In both the Gage and the IWPC algorithm, race appears to be operating as a sort of residual category that has persisted through inertia. Race had long been long a part of considering how individuals respond to warfarin. It was generally understood to be a surrogate for underlying genetic variation and therefore included as a variable in numerous pre-genomic studies. The use of race thus became a standardized norm in warfarin research. Once instantiated as normative practice, race simply appears to have persisted, almost reflexively, even in the face of data showing its minimal impact on dose response variation. The inertial power of race was so strong that it persisted in the IWPC algorithm even alongside explicit assertions of its insignificance. To the extent that race captured any substantive information (that is, to the extent that the 0.3-0.4% variation could be deemed significant), race must be understood as a sort of catch-all category encompassing a residuum variation for which the researchers had no specific explanation.

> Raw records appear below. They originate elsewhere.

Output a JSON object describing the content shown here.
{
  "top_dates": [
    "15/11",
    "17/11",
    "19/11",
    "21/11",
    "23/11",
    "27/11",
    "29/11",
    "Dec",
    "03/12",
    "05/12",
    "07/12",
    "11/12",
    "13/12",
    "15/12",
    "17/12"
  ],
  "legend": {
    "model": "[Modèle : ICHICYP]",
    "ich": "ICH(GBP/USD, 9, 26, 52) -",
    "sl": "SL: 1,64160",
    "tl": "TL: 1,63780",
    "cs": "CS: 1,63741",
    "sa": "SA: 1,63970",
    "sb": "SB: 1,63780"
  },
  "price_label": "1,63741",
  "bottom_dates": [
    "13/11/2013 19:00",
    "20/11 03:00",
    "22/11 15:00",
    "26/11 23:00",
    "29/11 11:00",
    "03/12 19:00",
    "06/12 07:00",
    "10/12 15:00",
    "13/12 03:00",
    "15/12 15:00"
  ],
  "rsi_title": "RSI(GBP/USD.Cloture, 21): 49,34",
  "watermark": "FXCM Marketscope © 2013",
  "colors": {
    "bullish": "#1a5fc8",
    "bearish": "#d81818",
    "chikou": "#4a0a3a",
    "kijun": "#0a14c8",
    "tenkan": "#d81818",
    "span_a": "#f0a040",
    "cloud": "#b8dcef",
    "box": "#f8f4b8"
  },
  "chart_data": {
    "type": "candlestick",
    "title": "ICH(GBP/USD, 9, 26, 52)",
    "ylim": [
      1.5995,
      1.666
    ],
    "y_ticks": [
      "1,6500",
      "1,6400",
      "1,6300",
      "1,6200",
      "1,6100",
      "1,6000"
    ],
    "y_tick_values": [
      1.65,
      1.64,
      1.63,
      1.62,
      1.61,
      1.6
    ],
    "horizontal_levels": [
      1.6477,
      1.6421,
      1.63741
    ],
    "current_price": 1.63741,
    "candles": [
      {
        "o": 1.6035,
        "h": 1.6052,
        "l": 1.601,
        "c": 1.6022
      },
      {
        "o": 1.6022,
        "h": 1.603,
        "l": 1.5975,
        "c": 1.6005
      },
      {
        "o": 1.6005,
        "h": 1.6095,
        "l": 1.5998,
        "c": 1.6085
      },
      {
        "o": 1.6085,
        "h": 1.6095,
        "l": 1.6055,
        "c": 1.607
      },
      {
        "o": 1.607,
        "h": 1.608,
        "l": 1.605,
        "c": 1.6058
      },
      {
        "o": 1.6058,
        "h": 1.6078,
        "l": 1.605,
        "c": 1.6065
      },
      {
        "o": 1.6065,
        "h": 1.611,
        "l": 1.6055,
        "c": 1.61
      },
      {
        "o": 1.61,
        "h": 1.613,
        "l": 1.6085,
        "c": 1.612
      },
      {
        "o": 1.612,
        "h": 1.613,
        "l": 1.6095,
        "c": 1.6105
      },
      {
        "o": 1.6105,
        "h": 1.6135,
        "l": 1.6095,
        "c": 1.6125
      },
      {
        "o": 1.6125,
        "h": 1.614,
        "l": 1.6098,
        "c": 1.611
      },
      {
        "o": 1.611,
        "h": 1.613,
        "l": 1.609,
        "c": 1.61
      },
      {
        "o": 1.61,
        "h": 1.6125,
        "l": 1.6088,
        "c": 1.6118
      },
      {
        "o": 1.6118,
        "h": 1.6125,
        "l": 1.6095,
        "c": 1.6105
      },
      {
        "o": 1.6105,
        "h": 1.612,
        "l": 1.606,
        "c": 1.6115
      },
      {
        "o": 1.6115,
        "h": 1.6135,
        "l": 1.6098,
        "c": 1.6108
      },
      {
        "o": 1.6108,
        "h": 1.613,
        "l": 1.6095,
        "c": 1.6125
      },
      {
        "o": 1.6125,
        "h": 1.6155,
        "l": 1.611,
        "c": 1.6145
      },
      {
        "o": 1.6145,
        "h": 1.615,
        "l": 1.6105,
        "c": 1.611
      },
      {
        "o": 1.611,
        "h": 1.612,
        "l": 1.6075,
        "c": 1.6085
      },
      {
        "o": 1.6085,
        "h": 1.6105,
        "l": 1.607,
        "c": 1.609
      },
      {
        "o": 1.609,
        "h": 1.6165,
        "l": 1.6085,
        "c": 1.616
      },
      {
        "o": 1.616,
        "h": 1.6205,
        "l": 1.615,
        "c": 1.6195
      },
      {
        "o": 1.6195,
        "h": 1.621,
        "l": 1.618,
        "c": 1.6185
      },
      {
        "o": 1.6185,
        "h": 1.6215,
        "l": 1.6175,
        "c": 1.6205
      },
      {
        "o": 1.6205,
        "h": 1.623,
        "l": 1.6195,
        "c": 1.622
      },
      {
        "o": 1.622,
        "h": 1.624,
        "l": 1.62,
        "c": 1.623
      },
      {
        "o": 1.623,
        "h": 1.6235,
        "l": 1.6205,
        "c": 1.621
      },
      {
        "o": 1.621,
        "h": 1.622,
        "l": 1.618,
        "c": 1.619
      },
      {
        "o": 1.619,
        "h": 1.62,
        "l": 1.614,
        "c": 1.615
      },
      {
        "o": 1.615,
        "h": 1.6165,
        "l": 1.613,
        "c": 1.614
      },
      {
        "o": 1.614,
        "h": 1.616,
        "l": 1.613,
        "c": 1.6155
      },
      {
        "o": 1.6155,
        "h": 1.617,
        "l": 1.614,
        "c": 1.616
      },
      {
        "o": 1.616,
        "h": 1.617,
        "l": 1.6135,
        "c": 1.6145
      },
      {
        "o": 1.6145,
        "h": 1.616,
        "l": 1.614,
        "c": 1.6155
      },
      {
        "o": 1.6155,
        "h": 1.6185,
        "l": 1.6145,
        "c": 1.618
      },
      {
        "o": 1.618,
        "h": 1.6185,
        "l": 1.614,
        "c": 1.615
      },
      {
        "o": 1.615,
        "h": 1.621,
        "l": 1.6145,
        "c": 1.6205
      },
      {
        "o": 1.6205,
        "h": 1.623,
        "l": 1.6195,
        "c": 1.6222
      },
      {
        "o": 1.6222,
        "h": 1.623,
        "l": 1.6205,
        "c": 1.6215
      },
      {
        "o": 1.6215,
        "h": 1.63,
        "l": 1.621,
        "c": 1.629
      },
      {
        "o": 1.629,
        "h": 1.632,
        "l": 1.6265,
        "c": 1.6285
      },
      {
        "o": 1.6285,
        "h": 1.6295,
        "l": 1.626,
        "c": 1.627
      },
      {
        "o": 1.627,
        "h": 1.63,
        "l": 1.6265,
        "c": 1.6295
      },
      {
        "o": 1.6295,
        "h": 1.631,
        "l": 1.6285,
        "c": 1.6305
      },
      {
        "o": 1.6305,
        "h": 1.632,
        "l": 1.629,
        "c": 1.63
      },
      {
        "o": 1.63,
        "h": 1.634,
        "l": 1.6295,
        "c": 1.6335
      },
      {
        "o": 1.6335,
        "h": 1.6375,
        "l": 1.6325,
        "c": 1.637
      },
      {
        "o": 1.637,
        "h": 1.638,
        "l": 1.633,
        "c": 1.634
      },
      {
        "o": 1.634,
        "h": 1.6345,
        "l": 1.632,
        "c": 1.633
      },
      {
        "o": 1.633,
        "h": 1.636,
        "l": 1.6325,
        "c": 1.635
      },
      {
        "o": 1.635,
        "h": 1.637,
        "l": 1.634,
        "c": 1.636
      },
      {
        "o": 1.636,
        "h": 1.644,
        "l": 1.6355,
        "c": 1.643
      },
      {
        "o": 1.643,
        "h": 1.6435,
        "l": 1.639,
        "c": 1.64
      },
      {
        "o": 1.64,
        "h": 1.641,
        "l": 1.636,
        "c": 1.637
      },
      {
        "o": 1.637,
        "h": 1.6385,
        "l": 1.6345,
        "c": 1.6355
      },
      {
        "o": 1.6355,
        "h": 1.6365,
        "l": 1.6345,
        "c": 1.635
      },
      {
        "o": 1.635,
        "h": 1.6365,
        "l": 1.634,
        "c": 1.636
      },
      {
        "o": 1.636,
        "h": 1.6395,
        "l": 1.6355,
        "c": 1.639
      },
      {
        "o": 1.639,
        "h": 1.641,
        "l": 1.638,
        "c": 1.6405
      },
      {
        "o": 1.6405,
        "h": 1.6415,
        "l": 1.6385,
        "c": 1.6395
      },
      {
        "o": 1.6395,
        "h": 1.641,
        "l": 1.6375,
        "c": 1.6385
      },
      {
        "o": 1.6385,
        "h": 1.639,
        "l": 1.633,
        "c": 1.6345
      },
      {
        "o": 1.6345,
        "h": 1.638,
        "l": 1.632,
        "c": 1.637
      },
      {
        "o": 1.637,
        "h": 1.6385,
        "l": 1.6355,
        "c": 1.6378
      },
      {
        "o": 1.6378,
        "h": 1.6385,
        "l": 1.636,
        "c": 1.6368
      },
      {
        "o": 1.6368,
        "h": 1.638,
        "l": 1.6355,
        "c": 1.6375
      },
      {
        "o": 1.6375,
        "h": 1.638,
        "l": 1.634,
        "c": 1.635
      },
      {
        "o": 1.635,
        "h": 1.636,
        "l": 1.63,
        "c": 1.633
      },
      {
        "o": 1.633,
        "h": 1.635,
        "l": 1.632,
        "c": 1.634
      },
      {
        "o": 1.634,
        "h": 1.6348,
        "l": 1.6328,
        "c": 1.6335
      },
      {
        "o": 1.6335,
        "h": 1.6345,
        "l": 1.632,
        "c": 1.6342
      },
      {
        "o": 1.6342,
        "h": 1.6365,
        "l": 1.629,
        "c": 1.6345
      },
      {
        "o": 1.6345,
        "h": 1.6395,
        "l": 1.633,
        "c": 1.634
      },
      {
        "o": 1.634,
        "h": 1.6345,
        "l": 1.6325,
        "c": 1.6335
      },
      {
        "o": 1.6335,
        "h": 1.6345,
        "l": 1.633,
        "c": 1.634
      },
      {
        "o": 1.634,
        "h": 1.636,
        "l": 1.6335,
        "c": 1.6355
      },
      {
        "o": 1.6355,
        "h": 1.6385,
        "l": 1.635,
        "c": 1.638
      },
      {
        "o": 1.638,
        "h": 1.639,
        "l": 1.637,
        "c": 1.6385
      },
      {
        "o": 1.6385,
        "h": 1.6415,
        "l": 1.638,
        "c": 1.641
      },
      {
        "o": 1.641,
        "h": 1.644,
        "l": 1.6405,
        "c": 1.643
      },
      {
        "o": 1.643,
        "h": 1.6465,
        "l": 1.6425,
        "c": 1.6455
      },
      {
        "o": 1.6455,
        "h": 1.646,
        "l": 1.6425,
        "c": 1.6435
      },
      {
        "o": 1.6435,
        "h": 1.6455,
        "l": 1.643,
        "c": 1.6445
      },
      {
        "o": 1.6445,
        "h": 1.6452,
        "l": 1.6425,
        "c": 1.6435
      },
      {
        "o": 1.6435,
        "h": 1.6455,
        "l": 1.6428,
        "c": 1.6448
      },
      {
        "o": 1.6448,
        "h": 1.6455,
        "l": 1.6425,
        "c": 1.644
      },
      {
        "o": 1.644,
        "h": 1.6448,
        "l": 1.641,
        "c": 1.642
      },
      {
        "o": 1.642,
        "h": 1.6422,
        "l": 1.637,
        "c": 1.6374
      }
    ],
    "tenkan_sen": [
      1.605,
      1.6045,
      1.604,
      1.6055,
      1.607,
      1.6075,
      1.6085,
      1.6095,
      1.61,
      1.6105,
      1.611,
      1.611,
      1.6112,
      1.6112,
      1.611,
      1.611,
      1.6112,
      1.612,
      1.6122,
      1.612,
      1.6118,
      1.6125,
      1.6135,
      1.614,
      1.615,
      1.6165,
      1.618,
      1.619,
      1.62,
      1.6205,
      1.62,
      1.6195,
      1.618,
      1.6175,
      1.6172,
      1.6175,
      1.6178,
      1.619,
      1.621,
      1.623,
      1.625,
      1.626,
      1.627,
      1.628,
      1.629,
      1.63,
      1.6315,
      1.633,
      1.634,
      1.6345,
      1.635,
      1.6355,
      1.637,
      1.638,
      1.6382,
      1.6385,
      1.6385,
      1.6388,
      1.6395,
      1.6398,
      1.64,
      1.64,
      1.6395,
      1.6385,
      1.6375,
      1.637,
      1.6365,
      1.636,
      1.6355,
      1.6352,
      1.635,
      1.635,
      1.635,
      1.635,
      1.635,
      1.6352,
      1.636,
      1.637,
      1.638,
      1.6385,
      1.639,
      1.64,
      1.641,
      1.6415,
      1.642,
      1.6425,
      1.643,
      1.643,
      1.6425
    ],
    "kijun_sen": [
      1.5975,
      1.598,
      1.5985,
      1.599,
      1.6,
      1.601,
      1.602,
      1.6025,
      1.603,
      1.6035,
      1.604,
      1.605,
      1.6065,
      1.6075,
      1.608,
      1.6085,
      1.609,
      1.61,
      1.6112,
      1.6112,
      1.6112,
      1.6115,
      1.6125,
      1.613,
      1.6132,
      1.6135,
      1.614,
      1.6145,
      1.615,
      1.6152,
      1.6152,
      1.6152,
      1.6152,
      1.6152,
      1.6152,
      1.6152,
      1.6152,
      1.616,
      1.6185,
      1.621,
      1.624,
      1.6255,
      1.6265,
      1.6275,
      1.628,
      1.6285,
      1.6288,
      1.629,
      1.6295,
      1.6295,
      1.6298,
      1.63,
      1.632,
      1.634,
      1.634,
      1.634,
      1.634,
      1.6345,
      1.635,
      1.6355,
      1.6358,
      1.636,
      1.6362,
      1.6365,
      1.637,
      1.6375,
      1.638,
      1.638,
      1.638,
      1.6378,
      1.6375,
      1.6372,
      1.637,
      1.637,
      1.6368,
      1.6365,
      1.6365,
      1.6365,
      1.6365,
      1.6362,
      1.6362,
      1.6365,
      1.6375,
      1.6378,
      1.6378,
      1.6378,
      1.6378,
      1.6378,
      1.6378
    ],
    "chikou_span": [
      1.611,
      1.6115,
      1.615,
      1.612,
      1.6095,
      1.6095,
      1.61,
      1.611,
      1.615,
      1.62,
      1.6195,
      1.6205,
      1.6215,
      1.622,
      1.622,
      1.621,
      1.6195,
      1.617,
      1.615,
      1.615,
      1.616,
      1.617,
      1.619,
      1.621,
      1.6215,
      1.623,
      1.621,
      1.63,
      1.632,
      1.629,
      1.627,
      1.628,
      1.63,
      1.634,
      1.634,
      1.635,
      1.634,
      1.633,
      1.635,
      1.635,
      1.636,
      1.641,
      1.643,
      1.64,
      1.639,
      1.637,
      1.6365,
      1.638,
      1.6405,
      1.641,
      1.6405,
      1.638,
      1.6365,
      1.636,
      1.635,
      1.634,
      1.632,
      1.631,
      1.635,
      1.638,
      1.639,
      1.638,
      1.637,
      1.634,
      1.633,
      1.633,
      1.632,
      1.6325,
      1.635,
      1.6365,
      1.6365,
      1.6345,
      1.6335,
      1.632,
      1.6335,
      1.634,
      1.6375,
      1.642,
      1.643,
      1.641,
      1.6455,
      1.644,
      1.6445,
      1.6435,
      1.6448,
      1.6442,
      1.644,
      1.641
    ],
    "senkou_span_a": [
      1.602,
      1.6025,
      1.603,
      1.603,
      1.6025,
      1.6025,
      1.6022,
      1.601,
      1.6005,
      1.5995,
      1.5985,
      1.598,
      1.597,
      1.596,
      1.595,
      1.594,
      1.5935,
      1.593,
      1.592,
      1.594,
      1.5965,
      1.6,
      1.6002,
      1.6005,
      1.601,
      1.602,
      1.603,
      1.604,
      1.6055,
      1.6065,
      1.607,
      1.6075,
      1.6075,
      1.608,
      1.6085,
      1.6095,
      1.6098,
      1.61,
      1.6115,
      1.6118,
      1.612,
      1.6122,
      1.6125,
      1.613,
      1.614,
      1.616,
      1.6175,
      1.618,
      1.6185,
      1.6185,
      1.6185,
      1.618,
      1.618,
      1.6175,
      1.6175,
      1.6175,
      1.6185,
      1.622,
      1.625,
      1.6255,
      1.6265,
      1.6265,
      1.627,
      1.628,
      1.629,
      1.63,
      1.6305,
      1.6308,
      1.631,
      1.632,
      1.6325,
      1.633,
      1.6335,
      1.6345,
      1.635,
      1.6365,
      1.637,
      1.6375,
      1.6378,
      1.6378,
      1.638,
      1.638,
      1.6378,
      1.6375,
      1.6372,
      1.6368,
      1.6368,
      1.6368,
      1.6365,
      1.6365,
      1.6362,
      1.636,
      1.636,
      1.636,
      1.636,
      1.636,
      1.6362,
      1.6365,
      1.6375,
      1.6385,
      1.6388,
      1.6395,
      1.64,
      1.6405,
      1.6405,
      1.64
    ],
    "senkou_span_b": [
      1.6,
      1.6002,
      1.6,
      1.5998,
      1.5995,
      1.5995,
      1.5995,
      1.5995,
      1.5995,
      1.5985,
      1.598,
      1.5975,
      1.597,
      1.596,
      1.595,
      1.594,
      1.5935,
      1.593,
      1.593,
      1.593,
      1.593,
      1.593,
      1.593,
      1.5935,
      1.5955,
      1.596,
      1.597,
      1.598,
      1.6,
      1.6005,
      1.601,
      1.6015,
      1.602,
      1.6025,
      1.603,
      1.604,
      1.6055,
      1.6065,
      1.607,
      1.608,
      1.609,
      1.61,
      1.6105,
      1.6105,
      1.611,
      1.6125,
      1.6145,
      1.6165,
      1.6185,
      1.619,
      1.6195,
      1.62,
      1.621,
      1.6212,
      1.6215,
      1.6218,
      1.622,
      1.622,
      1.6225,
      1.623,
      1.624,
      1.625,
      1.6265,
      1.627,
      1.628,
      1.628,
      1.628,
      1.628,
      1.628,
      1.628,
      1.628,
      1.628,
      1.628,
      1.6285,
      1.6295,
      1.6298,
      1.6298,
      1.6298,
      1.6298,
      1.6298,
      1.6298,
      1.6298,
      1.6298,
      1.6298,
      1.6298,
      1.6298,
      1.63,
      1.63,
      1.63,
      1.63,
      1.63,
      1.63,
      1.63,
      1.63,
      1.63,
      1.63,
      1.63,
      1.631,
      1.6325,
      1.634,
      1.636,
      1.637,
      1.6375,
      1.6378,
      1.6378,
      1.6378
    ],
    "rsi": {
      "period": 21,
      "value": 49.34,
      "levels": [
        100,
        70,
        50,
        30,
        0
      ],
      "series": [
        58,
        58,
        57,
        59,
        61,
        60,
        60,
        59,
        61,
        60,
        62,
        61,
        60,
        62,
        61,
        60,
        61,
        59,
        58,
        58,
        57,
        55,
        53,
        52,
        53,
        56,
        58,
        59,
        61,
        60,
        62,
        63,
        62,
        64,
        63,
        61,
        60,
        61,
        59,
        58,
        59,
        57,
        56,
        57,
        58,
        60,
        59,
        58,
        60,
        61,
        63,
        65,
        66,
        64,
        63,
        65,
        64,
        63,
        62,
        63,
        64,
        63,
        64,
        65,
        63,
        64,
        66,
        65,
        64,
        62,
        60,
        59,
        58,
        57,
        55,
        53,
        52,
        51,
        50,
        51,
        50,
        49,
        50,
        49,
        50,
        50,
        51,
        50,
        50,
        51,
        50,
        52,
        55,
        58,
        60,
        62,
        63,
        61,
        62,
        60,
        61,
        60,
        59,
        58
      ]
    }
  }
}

This brings us back to observation by Yen-Revello, Aumen, and McCleod that race remains an appealing surrogate where “drug-genotype interactions remain unknown.” Apparently, however, race remains appealing even after drug-genotype interactions are discovered. This is because genotype generally will never explain all variation in drug response. There will always be some aspects of inter-individual variation in drug response that remain “unknown.” As long as the inertial force of race maintains it as a normative category in biomedical research, it may be possible for researchers to associate race with whatever residuum of unexplained variation they find in their studies.